Pianist Willem Brons: Het mooiste applaus is een lange stilte
Generaties pianisten leidde hij op. En nog steeds is hij wekelijks op het conservatorium in Amsterdam te vinden met studenten „die bewust voor mij kiezen.” Pianist-pedagoog Willem Brons viert zijn 75e verjaardag.
Zijn ouders waren officier in het Leger des Heils. Brons wijst op twee portretten naast de deur in zijn woonkamer in Almere. „Allebei ja, dat ging vroeger zo bij het Leger des Heils. Anders mocht je niet met elkaar trouwen. Vader speelde cornet in de brassband van het Leger en was jarenlang kapelmeester. Ook mijn vijf broers speelden met het korps mee. We woonden destijds in Leiden, in dat grote gebouw waarin nu het Boerhavemuseum is gevestigd. We hadden thuis een harmonium. Toen kocht m’n vader een piano, en dat was een geweldig succes. We zaten er allemaal op te pingelen.”

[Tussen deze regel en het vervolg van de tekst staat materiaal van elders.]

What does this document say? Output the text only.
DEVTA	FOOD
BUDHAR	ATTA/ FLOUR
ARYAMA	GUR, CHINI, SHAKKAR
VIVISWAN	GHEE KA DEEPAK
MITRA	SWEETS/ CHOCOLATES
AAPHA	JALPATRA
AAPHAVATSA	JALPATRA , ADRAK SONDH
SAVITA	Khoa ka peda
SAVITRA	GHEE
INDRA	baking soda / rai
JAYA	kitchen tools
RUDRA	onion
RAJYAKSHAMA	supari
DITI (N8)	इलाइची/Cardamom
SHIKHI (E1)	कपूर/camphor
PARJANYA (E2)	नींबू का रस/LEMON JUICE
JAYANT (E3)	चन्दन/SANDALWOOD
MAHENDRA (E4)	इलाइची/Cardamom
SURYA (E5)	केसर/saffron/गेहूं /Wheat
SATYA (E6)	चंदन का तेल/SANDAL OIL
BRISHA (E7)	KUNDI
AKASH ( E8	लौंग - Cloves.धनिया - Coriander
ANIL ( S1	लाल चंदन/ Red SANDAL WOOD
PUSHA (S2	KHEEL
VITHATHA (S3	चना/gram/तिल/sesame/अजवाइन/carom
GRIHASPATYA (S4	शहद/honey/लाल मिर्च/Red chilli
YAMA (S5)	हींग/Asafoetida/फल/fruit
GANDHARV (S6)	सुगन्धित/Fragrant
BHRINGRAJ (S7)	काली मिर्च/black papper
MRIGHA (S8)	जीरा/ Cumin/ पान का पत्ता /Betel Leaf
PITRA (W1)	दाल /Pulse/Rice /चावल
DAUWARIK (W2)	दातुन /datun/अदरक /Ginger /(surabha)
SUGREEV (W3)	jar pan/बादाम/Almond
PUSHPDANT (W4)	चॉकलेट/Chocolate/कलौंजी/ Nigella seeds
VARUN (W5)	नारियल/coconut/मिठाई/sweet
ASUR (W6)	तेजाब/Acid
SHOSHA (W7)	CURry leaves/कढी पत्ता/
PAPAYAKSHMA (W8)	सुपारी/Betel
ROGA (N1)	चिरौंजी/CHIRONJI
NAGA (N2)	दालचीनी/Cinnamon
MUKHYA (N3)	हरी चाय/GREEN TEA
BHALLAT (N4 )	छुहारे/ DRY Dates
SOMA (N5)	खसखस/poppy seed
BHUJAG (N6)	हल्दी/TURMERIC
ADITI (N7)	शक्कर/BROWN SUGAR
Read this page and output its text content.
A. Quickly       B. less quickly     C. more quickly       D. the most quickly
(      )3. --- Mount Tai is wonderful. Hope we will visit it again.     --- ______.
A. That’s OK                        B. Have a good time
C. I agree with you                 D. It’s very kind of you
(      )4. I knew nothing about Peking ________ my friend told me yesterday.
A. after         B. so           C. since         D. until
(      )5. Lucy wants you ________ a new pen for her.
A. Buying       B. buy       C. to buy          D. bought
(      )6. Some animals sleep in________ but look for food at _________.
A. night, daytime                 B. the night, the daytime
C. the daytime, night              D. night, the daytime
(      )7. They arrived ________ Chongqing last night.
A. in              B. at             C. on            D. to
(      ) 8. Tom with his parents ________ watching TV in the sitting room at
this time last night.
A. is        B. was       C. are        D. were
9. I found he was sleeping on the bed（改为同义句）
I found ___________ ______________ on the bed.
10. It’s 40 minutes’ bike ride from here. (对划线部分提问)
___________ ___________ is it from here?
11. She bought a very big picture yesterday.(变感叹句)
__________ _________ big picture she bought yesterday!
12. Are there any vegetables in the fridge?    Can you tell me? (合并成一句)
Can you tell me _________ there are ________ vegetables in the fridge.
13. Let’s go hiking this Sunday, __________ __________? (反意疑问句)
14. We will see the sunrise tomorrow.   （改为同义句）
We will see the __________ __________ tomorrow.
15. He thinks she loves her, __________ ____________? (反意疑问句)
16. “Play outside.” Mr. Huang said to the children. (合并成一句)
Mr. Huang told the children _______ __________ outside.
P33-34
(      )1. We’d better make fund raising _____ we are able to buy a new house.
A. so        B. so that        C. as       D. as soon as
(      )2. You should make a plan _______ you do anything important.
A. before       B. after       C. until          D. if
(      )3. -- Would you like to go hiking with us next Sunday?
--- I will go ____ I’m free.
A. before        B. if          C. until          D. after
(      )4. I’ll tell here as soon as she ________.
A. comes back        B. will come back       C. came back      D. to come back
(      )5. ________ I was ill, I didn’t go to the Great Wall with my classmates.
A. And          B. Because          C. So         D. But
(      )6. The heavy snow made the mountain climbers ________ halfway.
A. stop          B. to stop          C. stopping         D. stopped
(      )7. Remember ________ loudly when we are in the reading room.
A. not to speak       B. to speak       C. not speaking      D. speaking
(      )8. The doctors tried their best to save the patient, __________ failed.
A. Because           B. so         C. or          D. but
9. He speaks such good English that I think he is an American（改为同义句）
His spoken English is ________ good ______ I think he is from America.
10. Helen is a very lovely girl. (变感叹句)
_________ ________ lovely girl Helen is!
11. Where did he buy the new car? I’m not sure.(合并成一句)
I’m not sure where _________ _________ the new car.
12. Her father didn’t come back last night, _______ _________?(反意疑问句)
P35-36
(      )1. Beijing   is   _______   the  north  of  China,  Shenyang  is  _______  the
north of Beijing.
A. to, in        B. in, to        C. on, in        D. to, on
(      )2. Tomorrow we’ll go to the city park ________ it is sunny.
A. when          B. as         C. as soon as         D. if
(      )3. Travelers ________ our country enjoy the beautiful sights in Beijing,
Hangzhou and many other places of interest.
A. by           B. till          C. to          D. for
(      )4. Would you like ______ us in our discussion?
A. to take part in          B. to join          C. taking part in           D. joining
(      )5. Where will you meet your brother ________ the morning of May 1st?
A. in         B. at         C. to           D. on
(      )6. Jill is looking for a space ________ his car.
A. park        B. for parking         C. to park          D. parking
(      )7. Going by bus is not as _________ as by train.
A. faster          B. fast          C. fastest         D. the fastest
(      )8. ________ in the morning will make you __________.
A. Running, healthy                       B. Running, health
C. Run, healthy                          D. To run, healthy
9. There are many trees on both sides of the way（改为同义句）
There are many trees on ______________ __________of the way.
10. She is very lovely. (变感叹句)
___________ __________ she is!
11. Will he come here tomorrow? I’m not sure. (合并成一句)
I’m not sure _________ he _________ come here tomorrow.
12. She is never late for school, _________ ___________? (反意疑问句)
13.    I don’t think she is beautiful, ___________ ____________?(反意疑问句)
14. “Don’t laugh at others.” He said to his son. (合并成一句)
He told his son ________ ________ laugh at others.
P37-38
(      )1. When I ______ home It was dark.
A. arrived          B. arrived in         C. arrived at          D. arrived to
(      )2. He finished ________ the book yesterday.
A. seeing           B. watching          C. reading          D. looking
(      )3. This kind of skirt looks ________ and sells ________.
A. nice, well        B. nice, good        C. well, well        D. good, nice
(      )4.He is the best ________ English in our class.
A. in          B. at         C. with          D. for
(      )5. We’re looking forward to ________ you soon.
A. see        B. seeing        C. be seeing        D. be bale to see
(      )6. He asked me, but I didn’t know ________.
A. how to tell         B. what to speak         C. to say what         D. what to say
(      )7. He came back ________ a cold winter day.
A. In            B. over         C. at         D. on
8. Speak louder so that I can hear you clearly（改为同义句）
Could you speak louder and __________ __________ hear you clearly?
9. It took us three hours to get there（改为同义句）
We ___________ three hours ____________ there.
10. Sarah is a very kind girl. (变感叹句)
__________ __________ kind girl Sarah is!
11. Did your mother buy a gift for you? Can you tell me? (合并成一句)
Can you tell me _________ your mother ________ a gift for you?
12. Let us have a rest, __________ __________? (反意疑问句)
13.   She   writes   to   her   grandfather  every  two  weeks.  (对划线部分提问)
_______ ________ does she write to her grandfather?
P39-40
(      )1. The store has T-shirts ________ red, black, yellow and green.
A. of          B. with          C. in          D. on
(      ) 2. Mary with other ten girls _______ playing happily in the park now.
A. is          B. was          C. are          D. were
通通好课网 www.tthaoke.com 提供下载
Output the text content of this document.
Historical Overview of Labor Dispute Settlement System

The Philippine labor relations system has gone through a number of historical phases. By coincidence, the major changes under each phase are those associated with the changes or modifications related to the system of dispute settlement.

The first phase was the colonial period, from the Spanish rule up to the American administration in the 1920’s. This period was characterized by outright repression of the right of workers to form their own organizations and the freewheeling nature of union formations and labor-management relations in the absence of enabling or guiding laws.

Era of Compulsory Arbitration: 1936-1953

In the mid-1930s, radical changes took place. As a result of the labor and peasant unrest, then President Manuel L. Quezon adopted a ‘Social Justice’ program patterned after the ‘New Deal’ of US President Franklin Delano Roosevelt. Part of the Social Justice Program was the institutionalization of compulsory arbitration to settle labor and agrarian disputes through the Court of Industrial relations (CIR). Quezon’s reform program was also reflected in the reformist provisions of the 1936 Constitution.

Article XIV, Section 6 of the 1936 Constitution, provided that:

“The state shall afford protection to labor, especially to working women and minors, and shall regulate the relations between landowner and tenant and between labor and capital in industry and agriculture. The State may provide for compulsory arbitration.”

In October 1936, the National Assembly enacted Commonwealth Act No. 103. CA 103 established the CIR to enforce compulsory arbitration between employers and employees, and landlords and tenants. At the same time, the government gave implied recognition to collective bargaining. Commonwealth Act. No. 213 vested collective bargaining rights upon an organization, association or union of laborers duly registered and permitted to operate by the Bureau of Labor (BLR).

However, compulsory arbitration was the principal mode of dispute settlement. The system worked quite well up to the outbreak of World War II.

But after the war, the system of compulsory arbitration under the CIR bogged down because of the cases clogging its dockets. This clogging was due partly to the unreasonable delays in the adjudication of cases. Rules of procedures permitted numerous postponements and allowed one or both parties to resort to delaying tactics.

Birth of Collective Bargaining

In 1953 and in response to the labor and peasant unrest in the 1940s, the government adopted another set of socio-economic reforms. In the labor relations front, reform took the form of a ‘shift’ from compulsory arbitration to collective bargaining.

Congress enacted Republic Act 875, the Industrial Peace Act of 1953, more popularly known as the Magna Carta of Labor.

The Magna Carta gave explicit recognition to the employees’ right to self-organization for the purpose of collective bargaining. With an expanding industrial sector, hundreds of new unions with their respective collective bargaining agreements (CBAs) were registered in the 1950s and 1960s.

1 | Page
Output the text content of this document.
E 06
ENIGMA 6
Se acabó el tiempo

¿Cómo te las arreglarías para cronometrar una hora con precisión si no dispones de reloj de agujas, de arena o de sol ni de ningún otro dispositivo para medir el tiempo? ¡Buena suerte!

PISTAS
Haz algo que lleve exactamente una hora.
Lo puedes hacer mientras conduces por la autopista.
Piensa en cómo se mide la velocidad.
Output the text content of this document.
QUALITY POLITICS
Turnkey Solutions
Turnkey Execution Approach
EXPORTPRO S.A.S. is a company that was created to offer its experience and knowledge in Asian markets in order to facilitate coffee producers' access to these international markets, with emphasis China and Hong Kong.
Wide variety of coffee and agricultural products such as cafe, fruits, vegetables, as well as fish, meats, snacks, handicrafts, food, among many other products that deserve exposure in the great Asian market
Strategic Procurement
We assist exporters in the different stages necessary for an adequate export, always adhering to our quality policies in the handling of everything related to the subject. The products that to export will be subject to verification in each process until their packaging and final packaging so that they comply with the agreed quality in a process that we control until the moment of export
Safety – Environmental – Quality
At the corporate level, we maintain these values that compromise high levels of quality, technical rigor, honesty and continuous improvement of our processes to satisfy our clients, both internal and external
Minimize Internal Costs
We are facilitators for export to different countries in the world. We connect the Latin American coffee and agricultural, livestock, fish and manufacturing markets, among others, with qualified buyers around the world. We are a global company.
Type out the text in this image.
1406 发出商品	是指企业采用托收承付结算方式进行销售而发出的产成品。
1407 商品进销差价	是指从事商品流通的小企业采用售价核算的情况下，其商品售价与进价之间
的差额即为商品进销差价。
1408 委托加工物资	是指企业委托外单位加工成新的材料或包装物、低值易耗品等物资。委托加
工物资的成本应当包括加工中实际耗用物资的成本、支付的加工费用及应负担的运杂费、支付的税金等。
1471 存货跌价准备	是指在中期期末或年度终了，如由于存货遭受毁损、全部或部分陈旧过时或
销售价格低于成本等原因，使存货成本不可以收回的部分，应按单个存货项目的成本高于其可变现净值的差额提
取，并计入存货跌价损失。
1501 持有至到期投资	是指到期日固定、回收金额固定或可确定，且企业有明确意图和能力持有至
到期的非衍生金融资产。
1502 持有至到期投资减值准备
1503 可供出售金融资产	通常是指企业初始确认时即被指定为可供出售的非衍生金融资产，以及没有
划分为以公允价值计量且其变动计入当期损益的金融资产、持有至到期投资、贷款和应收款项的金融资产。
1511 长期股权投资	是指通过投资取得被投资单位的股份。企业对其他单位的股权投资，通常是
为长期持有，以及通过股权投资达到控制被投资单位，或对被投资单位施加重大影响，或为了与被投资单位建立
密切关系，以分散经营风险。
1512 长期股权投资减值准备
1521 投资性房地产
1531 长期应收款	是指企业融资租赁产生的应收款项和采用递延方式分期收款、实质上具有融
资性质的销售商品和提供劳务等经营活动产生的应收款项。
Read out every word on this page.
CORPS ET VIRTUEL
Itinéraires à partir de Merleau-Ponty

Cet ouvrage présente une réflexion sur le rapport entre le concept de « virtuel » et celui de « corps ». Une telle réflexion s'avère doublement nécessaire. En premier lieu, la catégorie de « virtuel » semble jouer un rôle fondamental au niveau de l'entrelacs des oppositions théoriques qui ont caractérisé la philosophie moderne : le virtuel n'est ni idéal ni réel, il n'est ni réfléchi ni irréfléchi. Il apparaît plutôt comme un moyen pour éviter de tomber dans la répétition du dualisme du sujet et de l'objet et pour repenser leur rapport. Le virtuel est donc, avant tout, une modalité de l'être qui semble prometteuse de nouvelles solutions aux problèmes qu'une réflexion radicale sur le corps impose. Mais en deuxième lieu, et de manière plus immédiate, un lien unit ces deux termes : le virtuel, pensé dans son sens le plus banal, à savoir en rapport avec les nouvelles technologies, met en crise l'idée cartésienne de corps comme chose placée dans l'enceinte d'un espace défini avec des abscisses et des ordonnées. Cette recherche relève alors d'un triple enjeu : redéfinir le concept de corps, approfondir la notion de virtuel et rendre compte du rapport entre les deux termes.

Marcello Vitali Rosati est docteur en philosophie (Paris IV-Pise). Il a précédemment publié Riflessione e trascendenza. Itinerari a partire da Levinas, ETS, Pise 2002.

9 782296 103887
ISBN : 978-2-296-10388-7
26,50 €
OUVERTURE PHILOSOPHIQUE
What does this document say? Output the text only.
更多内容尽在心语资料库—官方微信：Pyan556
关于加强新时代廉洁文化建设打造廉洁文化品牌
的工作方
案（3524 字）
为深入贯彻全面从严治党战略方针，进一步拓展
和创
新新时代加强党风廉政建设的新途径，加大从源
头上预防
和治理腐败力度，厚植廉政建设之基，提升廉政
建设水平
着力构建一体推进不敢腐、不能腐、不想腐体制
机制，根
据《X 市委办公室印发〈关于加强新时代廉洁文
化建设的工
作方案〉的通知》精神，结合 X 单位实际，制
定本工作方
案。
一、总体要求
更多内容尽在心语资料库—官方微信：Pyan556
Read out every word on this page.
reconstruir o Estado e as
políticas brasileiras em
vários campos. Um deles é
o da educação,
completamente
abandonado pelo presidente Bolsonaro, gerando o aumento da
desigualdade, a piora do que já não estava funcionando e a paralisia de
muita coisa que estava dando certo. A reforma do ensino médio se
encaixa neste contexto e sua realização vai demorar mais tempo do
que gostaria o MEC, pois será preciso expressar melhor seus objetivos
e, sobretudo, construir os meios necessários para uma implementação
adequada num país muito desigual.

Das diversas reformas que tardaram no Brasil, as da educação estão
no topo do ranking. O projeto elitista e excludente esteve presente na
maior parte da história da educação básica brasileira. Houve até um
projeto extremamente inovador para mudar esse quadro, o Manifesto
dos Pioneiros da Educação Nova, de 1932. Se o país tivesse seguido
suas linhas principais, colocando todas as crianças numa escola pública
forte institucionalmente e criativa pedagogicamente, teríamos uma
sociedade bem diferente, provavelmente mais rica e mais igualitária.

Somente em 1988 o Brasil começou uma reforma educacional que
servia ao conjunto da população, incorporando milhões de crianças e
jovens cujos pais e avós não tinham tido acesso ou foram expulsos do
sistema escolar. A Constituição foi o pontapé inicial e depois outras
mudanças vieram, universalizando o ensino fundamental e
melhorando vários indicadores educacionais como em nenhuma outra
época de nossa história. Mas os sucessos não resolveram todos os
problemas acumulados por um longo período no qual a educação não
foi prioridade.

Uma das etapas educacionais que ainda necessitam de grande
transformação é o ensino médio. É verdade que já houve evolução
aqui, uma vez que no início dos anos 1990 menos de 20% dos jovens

Brons’ opname van Bachs ”Wohltemperiertes Klavier”, deel 1, uit 2010 oogstte veel lof. De pianist werd geroemd om zijn oprechte, natuurlijke interpretatie. Ook andere componisten zijn hem muzikaal op het lijf geschreven: Beethoven, Brahms, Franck, Schumann, Schubert. De cd met werken van Mozart uit 2006 stond geruime tijd in de top tien. Tegenwoordig speelt hij ook moderne muziek, zoals het werk van Kees Olthuis.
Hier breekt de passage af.